You know what I think as I read this story? Bound to Fall is actually an epilogue of sorts. If you have read the previous stories and skip this one, you won’t actually be missing out on anything essential in appreciating the romance between the main characters. This one and the previous two stories could have easily been packaged together as a longer novel with three acts, come to think of it. On the other hand, I am not sure how anyone who has not read the previous two stories will be able to get into this one because there are some point of view issues, nothing too major but probably confusing to a new reader still trying to get a hang of and tell apart the main characters. Do yourself a favor, really, and read those two other stories first if you want to read this one.

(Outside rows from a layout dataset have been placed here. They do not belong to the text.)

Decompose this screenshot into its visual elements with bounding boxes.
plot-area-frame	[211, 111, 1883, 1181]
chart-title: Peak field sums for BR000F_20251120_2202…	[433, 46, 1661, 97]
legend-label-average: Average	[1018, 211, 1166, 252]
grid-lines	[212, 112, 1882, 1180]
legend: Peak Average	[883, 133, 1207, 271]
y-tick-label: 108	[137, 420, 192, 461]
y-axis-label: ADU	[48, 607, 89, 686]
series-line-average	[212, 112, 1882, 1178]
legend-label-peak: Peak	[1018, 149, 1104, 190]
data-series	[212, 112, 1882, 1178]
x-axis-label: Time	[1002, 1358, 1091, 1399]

Still, Ms Somerville is always a capable storyteller, and here, she is still in pretty good form where her craft is concerned. But because this is an epilogue of sorts and the main characters are already in love, I miss the emotional intensity that is always present when she tells a story about two people falling in love. The intensity isn’t the same when the characters are already in love, sigh.
And since this is the closure of the stories of these two couples, perhaps I should make an observation about the overall three titles in this series – I think the world building could have been done better. Details about the setting are still pretty sketchy even in this story. The setting is like an amorphous hodge-podge of spacecrafts, angels, and what not, with vague or superficial details present pertaining geography, place, and culture. I can “see” the emotions of the main characters and their act of falling in love, but not the sense of place in these stories, if I am making any sense here.
I don’t mind reading Bound to Fall as it is a well-written story, but I feel that it is too much of an epilogue of sorts that isn’t an essential read to readers of the previous two titles. Hence, I feel that it is only fair that I give this book a score slightly lower than the previous two titles, what with it being what it is.